Celebrity nutritionist Rujuta Diwekar, who has worked with stars like Kareena Kapoor, shared 3 simple habits in her November 5 Instagram post that can have a big impact on your health, without turning your life upside down. (Also read: Nutritionist explains how you can achieve your daily goal of 10,000 steps in 60 minutes at home with easy exercises ,
1. Food: Bring back root vegetables
Rujuta’s first tip is simple: Include root vegetables at least three times in your weekly diet. Think taro, konfa, suran, rataru, farm and forest foods that have been largely forgotten in the age of broccoli, arugula, avocado and asparagus.
“Why bring these back? First of all, for their antioxidant activity,” she explains. “If you’re feeling down this winter, antioxidants help prevent congestion, runny nose, and dry skin and scalp. They make you feel warm, bright, and healthy from the inside out.” Second, root vegetables serve as prebiotics. “If you’ve been struggling with bloating or gas over the winter, these will help restore your gut health in a simple, natural way.”
And third, they support hormonal health. “Whether perimenopause, menopause, irregular menstruation, or even trying to get pregnant, adding these root vegetables to your diet, as a breakfast, lunch, dinner, or even evening snack, can help regulate hormones.”
Rujuta promises that in the coming weeks, she’ll be sharing recipes incorporating these vegetables in nutritious, delicious ways, but in the meantime, everything you need will already be there in your mom’s kitchen.

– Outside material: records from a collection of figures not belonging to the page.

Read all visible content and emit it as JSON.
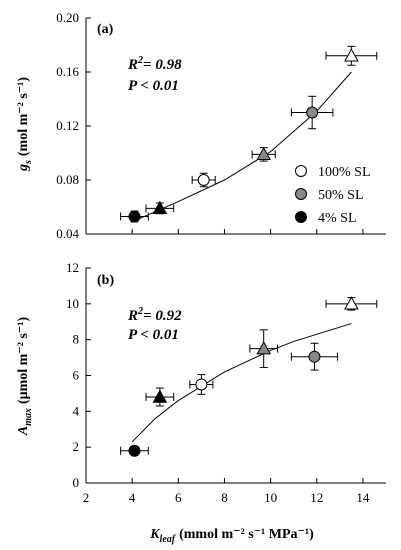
{
  "chart_data": [
    {
      "type": "scatter",
      "panel_label": "(a)",
      "ylabel_main": "g",
      "ylabel_sub": "s",
      "ylabel_unit": "(mol m⁻² s⁻¹)",
      "xlim": [
        2,
        15
      ],
      "ylim": [
        0.04,
        0.2
      ],
      "yticks": [
        0.04,
        0.08,
        0.12,
        0.16,
        0.2
      ],
      "ytick_labels": [
        "0.04",
        "0.08",
        "0.12",
        "0.16",
        "0.20"
      ],
      "stats_r2_prefix": "R",
      "stats_r2_suffix": "= 0.98",
      "stats_p": "P < 0.01",
      "legend": [
        {
          "label": "100% SL",
          "fill": "#ffffff"
        },
        {
          "label": "50% SL",
          "fill": "#888888"
        },
        {
          "label": "4% SL",
          "fill": "#000000"
        }
      ],
      "points": [
        {
          "x": 4.1,
          "y": 0.053,
          "xerr": 0.6,
          "yerr": 0.004,
          "marker": "circle",
          "fill": "#000000"
        },
        {
          "x": 5.2,
          "y": 0.059,
          "xerr": 0.6,
          "yerr": 0.004,
          "marker": "triangle",
          "fill": "#000000"
        },
        {
          "x": 7.1,
          "y": 0.08,
          "xerr": 0.5,
          "yerr": 0.005,
          "marker": "circle",
          "fill": "#ffffff"
        },
        {
          "x": 9.7,
          "y": 0.099,
          "xerr": 0.5,
          "yerr": 0.005,
          "marker": "triangle",
          "fill": "#888888"
        },
        {
          "x": 11.8,
          "y": 0.13,
          "xerr": 0.9,
          "yerr": 0.012,
          "marker": "circle",
          "fill": "#888888"
        },
        {
          "x": 13.5,
          "y": 0.172,
          "xerr": 1.1,
          "yerr": 0.007,
          "marker": "triangle",
          "fill": "#ffffff"
        }
      ],
      "fit_curve": {
        "x": [
          4.0,
          6.0,
          8.0,
          10.0,
          12.0,
          13.5
        ],
        "y": [
          0.049,
          0.064,
          0.08,
          0.101,
          0.131,
          0.16
        ]
      }
    },
    {
      "type": "scatter",
      "panel_label": "(b)",
      "ylabel_main": "A",
      "ylabel_sub": "max",
      "ylabel_unit": "(μmol m⁻² s⁻¹)",
      "xlabel_main": "K",
      "xlabel_sub": "leaf",
      "xlabel_unit": "(mmol m⁻² s⁻¹ MPa⁻¹)",
      "xlim": [
        2,
        15
      ],
      "ylim": [
        0,
        12
      ],
      "xticks": [
        2,
        4,
        6,
        8,
        10,
        12,
        14
      ],
      "xtick_labels": [
        "2",
        "4",
        "6",
        "8",
        "10",
        "12",
        "14"
      ],
      "yticks": [
        0,
        2,
        4,
        6,
        8,
        10,
        12
      ],
      "ytick_labels": [
        "0",
        "2",
        "4",
        "6",
        "8",
        "10",
        "12"
      ],
      "stats_r2_prefix": "R",
      "stats_r2_suffix": "= 0.92",
      "stats_p": "P < 0.01",
      "points": [
        {
          "x": 4.1,
          "y": 1.8,
          "xerr": 0.6,
          "yerr": 0.12,
          "marker": "circle",
          "fill": "#000000"
        },
        {
          "x": 5.2,
          "y": 4.8,
          "xerr": 0.6,
          "yerr": 0.5,
          "marker": "triangle",
          "fill": "#000000"
        },
        {
          "x": 7.0,
          "y": 5.5,
          "xerr": 0.5,
          "yerr": 0.55,
          "marker": "circle",
          "fill": "#ffffff"
        },
        {
          "x": 9.7,
          "y": 7.5,
          "xerr": 0.6,
          "yerr": 1.05,
          "marker": "triangle",
          "fill": "#888888"
        },
        {
          "x": 11.9,
          "y": 7.05,
          "xerr": 1.0,
          "yerr": 0.75,
          "marker": "circle",
          "fill": "#888888"
        },
        {
          "x": 13.5,
          "y": 10.0,
          "xerr": 1.1,
          "yerr": 0.35,
          "marker": "triangle",
          "fill": "#ffffff"
        }
      ],
      "fit_curve": {
        "x": [
          4.0,
          5.0,
          6.0,
          7.0,
          8.0,
          9.0,
          10.0,
          11.0,
          12.0,
          13.5
        ],
        "y": [
          2.3,
          3.6,
          4.6,
          5.4,
          6.2,
          6.8,
          7.4,
          7.9,
          8.3,
          8.9
        ]
      }
    }
  ]
}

2. Exercise: Evening ‘Scroll’
Rujuta’s second tip is all about movement, but not that intense. She says, “This is a light, easy walk in the evening or after dinner, just before bed. Make sure it’s a brisk walk, not a brisk walk. You should be able to hum your favorite song while doing this. You’re not going to get out of breath.”

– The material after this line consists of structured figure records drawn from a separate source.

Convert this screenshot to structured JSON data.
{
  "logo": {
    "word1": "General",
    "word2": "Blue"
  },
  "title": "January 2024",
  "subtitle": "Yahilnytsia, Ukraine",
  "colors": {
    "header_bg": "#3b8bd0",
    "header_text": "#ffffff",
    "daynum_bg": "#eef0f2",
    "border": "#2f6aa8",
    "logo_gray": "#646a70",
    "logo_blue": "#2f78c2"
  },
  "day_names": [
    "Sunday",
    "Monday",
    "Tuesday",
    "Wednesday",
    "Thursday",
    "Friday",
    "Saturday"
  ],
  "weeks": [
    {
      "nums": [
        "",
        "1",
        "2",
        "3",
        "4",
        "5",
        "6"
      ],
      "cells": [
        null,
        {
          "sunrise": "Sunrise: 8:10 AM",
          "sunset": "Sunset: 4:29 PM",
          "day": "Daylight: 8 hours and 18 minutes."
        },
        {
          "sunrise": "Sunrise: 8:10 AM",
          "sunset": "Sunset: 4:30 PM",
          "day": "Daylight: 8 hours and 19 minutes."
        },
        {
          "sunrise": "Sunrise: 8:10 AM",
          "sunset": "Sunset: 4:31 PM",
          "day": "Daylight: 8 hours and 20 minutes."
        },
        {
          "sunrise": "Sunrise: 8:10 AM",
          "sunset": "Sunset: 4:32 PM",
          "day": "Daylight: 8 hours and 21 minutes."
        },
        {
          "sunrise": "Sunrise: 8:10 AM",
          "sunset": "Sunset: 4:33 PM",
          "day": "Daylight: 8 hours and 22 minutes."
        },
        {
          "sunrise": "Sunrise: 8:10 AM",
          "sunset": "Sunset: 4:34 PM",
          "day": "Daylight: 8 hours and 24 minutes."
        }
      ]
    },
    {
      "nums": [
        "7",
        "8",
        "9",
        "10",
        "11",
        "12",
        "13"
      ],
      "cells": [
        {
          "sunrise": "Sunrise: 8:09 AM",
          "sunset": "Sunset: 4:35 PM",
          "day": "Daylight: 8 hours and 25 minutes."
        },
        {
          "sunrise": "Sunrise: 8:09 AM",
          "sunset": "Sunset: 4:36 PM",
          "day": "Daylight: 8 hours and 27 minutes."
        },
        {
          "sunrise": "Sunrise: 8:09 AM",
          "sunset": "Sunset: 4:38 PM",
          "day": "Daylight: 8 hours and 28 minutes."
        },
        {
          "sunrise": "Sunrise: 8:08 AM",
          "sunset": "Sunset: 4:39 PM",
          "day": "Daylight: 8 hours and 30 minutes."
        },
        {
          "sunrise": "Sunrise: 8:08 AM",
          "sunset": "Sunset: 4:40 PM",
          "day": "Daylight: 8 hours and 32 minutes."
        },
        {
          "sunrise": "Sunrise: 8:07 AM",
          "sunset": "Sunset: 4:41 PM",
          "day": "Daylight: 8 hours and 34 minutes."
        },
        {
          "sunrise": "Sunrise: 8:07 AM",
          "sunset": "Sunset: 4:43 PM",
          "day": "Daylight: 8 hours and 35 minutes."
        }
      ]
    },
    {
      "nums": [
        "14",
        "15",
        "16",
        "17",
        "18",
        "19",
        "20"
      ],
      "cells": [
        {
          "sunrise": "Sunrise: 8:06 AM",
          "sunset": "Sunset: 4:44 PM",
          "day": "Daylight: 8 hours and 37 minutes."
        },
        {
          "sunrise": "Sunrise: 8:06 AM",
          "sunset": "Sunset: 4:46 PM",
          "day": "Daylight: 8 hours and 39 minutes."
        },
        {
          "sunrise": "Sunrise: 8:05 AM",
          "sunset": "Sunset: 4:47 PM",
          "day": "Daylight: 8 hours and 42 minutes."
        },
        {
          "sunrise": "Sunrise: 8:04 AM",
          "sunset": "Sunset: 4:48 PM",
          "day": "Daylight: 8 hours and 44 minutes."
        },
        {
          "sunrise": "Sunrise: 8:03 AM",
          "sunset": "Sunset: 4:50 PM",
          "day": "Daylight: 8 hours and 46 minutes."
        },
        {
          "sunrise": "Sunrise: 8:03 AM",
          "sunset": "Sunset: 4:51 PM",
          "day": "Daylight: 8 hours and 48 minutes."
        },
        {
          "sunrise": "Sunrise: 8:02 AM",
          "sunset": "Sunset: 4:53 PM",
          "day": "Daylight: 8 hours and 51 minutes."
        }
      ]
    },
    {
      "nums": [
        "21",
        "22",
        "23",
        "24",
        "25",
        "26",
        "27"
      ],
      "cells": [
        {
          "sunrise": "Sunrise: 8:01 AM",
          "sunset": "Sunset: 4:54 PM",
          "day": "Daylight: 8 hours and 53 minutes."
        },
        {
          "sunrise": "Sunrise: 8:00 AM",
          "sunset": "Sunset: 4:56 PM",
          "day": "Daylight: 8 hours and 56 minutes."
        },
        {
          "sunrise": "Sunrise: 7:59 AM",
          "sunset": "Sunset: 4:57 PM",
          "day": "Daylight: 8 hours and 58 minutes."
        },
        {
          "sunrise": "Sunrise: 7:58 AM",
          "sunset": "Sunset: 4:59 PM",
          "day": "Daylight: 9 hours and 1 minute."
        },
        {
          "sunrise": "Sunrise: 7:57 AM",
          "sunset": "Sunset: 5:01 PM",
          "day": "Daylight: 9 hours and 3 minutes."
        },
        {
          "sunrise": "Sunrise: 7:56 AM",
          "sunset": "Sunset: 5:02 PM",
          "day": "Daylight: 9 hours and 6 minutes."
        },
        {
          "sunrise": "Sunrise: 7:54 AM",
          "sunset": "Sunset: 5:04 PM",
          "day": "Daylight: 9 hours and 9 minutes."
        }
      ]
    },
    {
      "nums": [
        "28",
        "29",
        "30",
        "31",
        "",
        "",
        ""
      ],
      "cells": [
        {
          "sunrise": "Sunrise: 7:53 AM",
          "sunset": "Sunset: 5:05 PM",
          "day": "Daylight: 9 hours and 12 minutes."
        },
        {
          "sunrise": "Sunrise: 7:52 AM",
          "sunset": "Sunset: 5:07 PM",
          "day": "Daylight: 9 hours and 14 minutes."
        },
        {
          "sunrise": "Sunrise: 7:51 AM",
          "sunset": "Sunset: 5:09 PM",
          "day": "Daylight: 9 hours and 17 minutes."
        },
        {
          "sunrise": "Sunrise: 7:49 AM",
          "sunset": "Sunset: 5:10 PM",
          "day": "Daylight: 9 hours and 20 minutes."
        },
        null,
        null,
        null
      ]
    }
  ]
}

In India it is called Shata Pavli; In the West it is humorously known as the ‘fart walk’. “It helps digestion, releases excess gas, improves sleep and is especially beneficial for people with high fasting sugar,” explains Rujuta. A simple 10-minute walk after dinner can make a huge difference over time.

3. Sleep and Screen Time
Lastly, Rujuta stresses the importance of staying away from gadgets. “Stay away from screens 30 minutes before bed and 30 minutes after waking up. This helps sync up with your body’s natural rhythms, allowing you to process your day, clear away unnecessary mental clutter, and feel like yourself. It’s simple but incredibly effective for mental and physical well-being.”
She adds, “None of this requires fancy equipment or investment, just a little commitment and awareness.” “Don’t wait for a health problem to start taking care of yourself. Small, consistent habits now prevent bigger problems later.”
Note to readers: This article is for informational purposes only and is not a substitute for professional medical advice. Always seek the advice of your doctor with any questions you may have about a medical condition.
This report is based on user-generated content from social media. HT.com has not independently verified the claims and does not endorse them.